February 25, 2017

1968. Will the Vietnam Conflict Spread to Neighboring Countries?

Intelligence Reports of North Vietnamese Troops in Laos and Cambodia
An American reconnaissance unit moves through the jungle in Vietnam with elephants being used to transport supplies, June 27, 1964 (source)
Bill Downs

ABC Washington

January 4, 1968

The question which is uppermost in the minds of official Washington concerning the spate of peace rumors from Southeast Asia is this:

Is the US bombing finally driving Hanoi to the negotiating table as designed, or are the North Vietnamese engaged in a massive diplomatic maneuver in conjunction with Red China to gain time and prepare to spread the war to Laos, Thailand, and now, even Cambodia?

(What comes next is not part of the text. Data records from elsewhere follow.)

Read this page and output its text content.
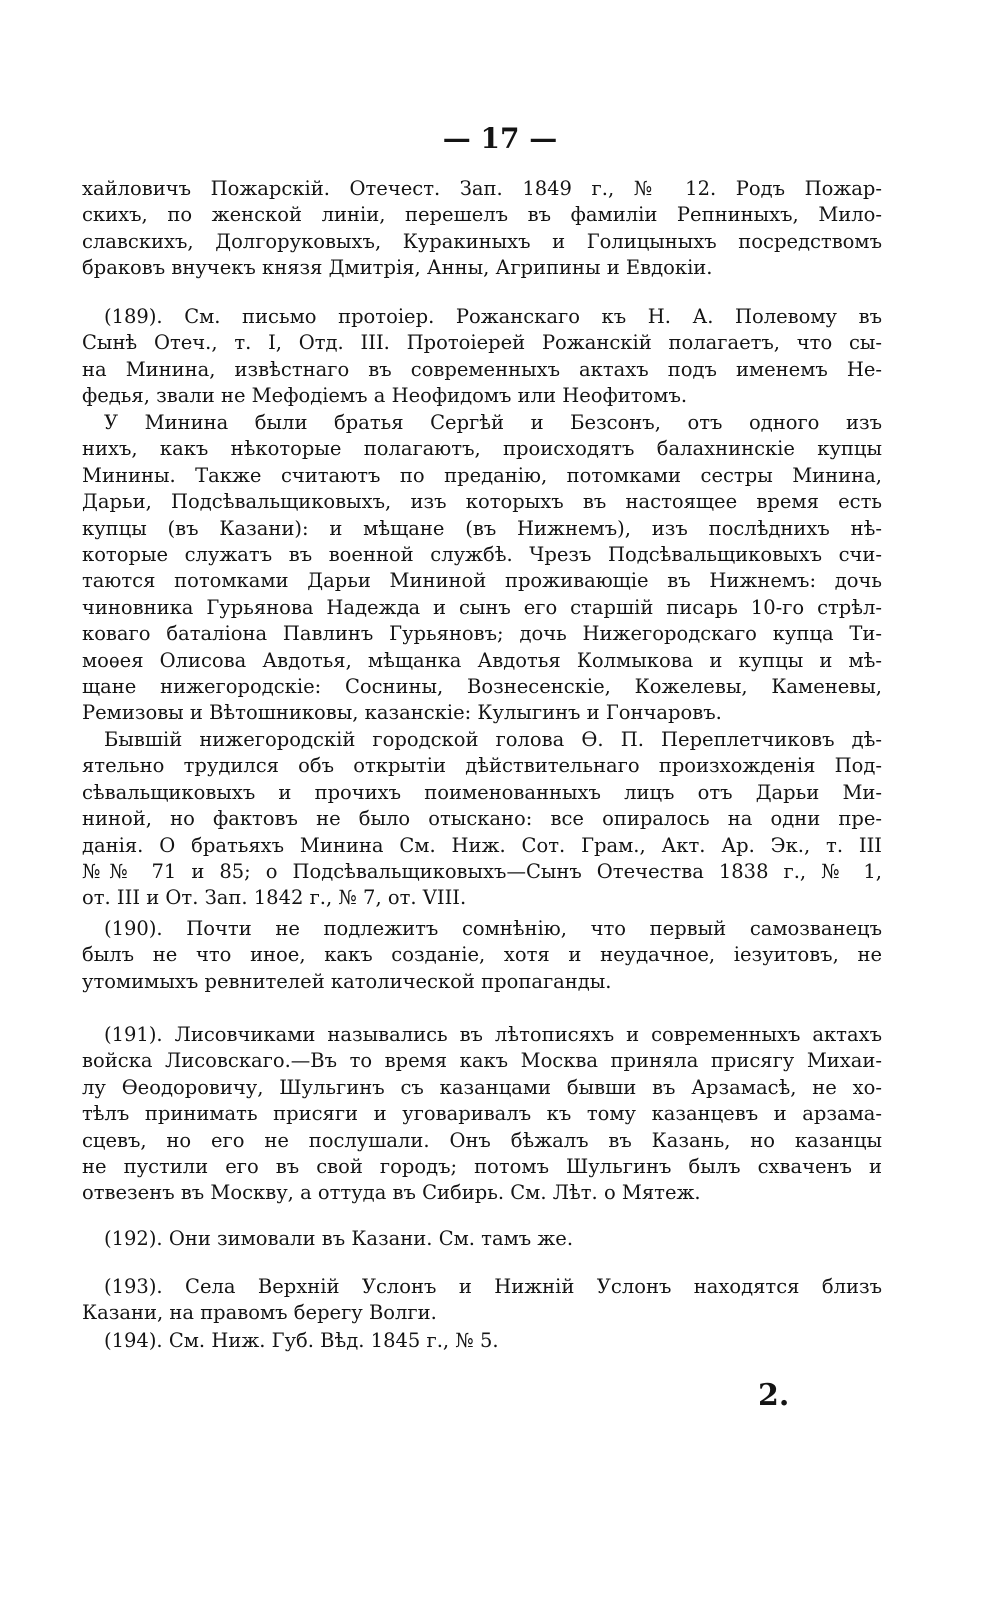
— 17 —
хайловичъ Пожарскій. Отечест. Зап. 1849 г., № 12. Родъ Пожар-
скихъ, по женской линіи, перешелъ въ фамиліи Репниныхъ, Мило-
славскихъ, Долгоруковыхъ, Куракиныхъ и Голицыныхъ посредствомъ
браковъ внучекъ князя Дмитрія, Анны, Агрипины и Евдокіи.
(189). См. письмо протоіер. Рожанскаго къ Н. А. Полевому въ
Сынѣ Отеч., т. I, Отд. III. Протоіерей Рожанскій полагаетъ, что сы-
на Минина, извѣстнаго въ современныхъ актахъ подъ именемъ Не-
федья, звали не Мефодіемъ а Неофидомъ или Неофитомъ.
У Минина были братья Сергѣй и Безсонъ, отъ одного изъ
нихъ, какъ нѣкоторые полагаютъ, происходятъ балахнинскіе купцы
Минины. Также считаютъ по преданію, потомками сестры Минина,
Дарьи, Подсѣвальщиковыхъ, изъ которыхъ въ настоящее время есть
купцы (въ Казани): и мѣщане (въ Нижнемъ), изъ послѣднихъ нѣ-
которые служатъ въ военной службѣ. Чрезъ Подсѣвальщиковыхъ счи-
таются потомками Дарьи Мининой проживающіе въ Нижнемъ: дочь
чиновника Гурьянова Надежда и сынъ его старшій писарь 10-го стрѣл-
коваго баталіона Павлинъ Гурьяновъ; дочь Нижегородскаго купца Ти-
моѳея Олисова Авдотья, мѣщанка Авдотья Колмыкова и купцы и мѣ-
щане нижегородскіе: Соснины, Вознесенскіе, Кожелевы, Каменевы,
Ремизовы и Вѣтошниковы, казанскіе: Кулыгинъ и Гончаровъ.
Бывшій нижегородскій городской голова Ѳ. П. Переплетчиковъ дѣ-
ятельно трудился объ открытіи дѣйствительнаго произхожденія Под-
сѣвальщиковыхъ и прочихъ поименованныхъ лицъ отъ Дарьи Ми-
ниной, но фактовъ не было отыскано: все опиралось на одни пре-
данія. О братьяхъ Минина См. Ниж. Сот. Грам., Акт. Ар. Эк., т. III
№№ 71 и 85; о Подсѣвальщиковыхъ—Сынъ Отечества 1838 г., № 1,
от. III и От. Зап. 1842 г., № 7, от. VIII.
(190). Почти не подлежитъ сомнѣнію, что первый самозванецъ
былъ не что иное, какъ созданіе, хотя и неудачное, іезуитовъ, не
утомимыхъ ревнителей католической пропаганды.
(191). Лисовчиками назывались въ лѣтописяхъ и современныхъ актахъ
войска Лисовскаго.—Въ то время какъ Москва приняла присягу Михаи-
лу Ѳеодоровичу, Шульгинъ съ казанцами бывши въ Арзамасѣ, не хо-
тѣлъ принимать присяги и уговаривалъ къ тому казанцевъ и арзама-
сцевъ, но его не послушали. Онъ бѣжалъ въ Казань, но казанцы
не пустили его въ свой городъ; потомъ Шульгинъ былъ схваченъ и
отвезенъ въ Москву, а оттуда въ Сибирь. См. Лѣт. о Мятеж.
(192). Они зимовали въ Казани. См. тамъ же.
(193). Села Верхній Услонъ и Нижній Услонъ находятся близъ
Казани, на правомъ берегу Волги.
(194). См. Ниж. Губ. Вѣд. 1845 г., № 5.
2.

The abrupt about-face of Prince Sihanouk to reopen diplomatic channels with the United States concerning American military action against Viet Cong forces using Cambodia as sanctuary is important. It indicates that Sihanouk, as the Thailand government did last year, decided to join the West as a method of keeping the conflict from engulfing his country. Or perhaps the Cambodian Prince decided it was time to jump on the bandwagon because an Allied victory is near.

But what worries US officials here are the reports from Laos that North Vietnamese regular army units are showing up in substantial numbers to the west. And intelligence from northern Thailand indicates that the Red Chinese are increasing their support to Communist-led insurgent groups which already control islands of remote Thai territory through Viet Cong terror tactics.

For these and other reasons and other reasons, both the State Department and the Pentagon view the diplomatic maneuvering now underway in a half-dozen world capitals with the utmost caution.

This is Bill Downs reporting from Washington.